Tuesday, April 15, 2008

Are conditional probabilities intuitive?

Somewhere in the early 90's I started as a teaching assistant for the "intro to probability" course. Before introducing conditional probabilities, I recall presenting the students with the "Let's make a deal" problem that was supposed to show them that their intuition is often wrong and therefore they should learn about laws of probability, and especially conditional probability and Bayes' Rule. This little motivation game was highlighted in last week's NYT with an extremely cool interactive interface: welcome to the Monty Hall Problem!

The problem is nicely described in Wikipedia:
Suppose you're on a game show, and you're given the choice of three doors: Behind one door is a car; behind the others, goats. You pick a door, say No. 1, and the host, who knows what's behind the doors, opens another door, say No. 3, which has a goat. He then says to you, "Do you want to pick door No. 2?" Is it to your advantage to switch your choice?

The initial thought that crosses one's mind is "it doesn't matter if you switch or not" (i.e. probability of 1/2 that the car is behind each of the two closed doors). Turns out that switching is the optimal strategy: if you switch there's a probability of 2/3 to win the car, but if you stay it's only 1/3.

How can this be? note that the door that the host opens is chosen such that it has a goat behind it. In other words, there is some new information that comes in once the door gets opened. The idea behind the solution is to condition on the information that the door that opened had a goat, and therefore we look at event pairs such as "goat-then-car", "goat-then-goat". In probability language, we move from P(car behind door 1) to P(car behind door 1 GIVEN goat behind door 3).

The Tierney Lab, by NYT's blogger John Tierney, writes about the psychology behind the deception in this game. [Thanks to Thomas Lotze for pointing me to this posting!] He quotes a paper by Fox & Levav (2004) that gets to the core of why people get deceived:
People seem to naturally solve probability puzzles by partitioning the set of possible events {Door 1; Door 2; Door 3}, editing out the possibilities that can be eliminated (the door that was revealed by the host), and counting the remaining possibilities, treating them as equally likely (each of two doors has a ½ probability of containing the prize).
In other words, they ignore the host. And then comes the embarrassing part about asking MBAs who took a probability course, and they too get it wrong. The authors conclude with a suggestion to teach probability differently:
We suggest that introductory probability courses shouldn’t fight this but rather play to these natural intuitions by starting with an explanation of probability in terms of interchangeable events and random sampling.

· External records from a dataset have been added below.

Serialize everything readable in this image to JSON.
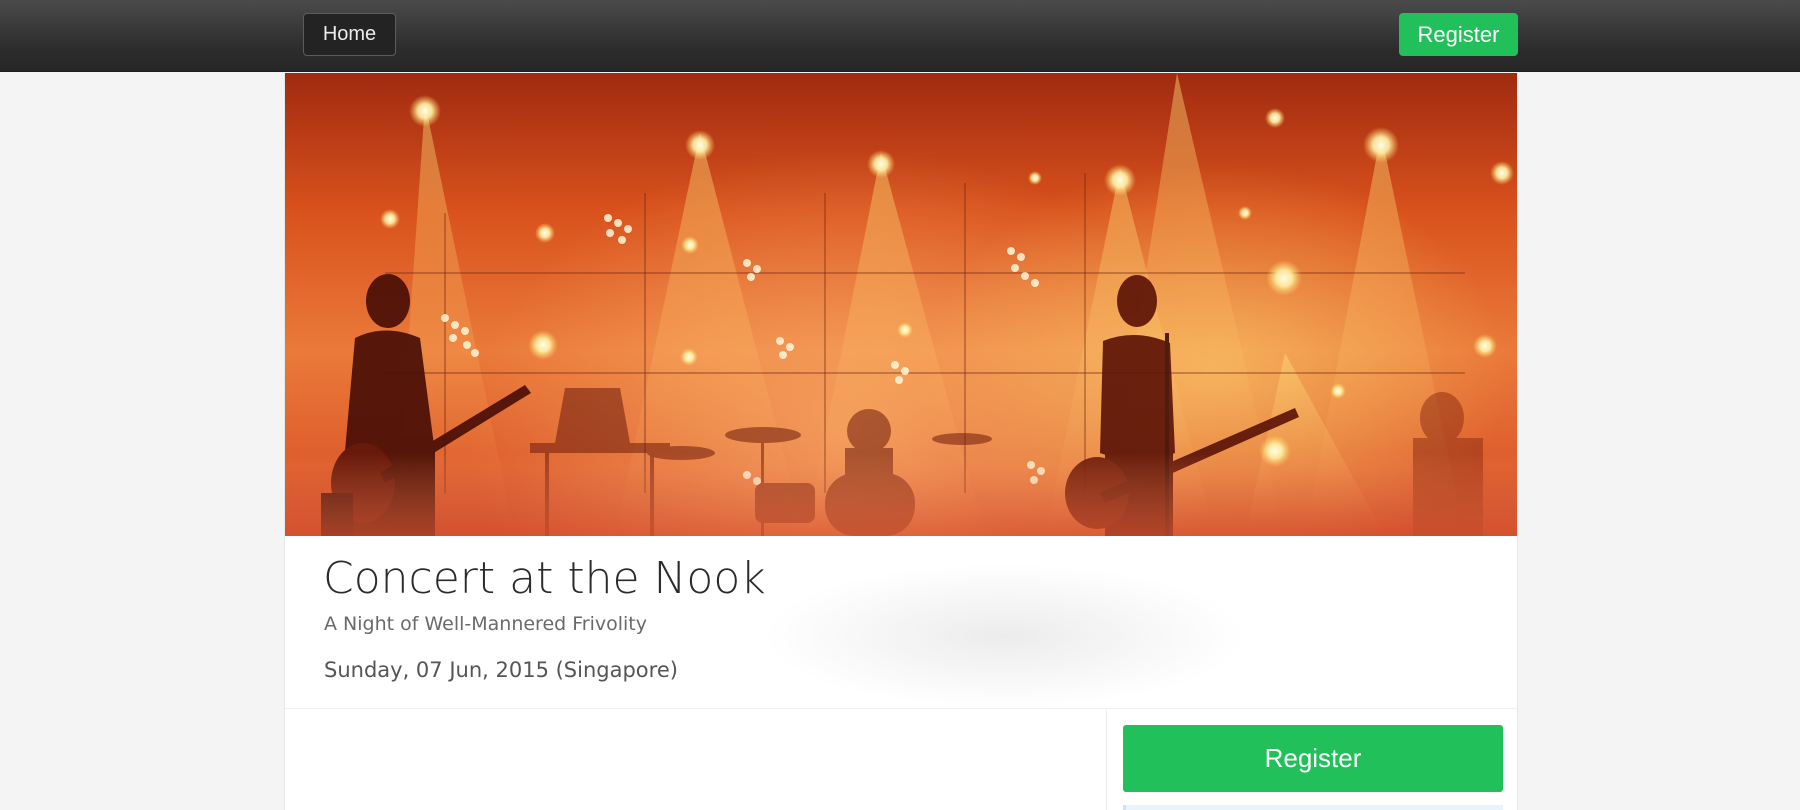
{
  "nav": {
    "home_label": "Home",
    "register_label": "Register"
  },
  "hero": {
    "image_icon": "concert-photo"
  },
  "event": {
    "title": "Concert at the Nook",
    "subtitle": "A Night of Well-Mannered Frivolity",
    "date": "Sunday, 07 Jun, 2015 (Singapore)"
  },
  "sidebar": {
    "register_label": "Register"
  },
  "colors": {
    "accent_green": "#22c05a",
    "topbar_dark": "#2c2c2c"
  }
}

What does this mean? My interpretation is to use trees when teaching conditional probabilities. Looking at a tree for the Monty Hall game (assuming that you initially choose door 1) shows the asymmetry of the different options and the effect of the car location relative to your initial choice. I agree that trees are a much more intuitive and easy way to compute and understand conditional probabilities. But I'm not sure how to pictorially show Bayes' Rule in an intuitive way. Ideas anyone?

1 comment:

Unknown said...

One of the most interesting responses to the original post was one that shook up how I understand the problem. Like most people who have heard of the problem, I'd also been introduced to it as an example of counterintuitive probability results. But this post framed it in a larger context of game theory. If Monty is now free to reveal or not reveal, as he chooses, rather than being constrained to always reveal (as the problem is usually formulated), then the game becomes much more interesting--as it turns out, Monty's optimal strategy is a mixed strategy, revealing 2/3 of the time when the person should stay, and 1/3 of the time when the person should switch. It turns out that when this is followed, the contestant's optimal strategy is, in fact, a coin flip! This actually gave me some insight into the "two aces" problem--that one must consider the rules which govern the other actor's giving you information, in order to correctly update the probabilities as a result of that new information.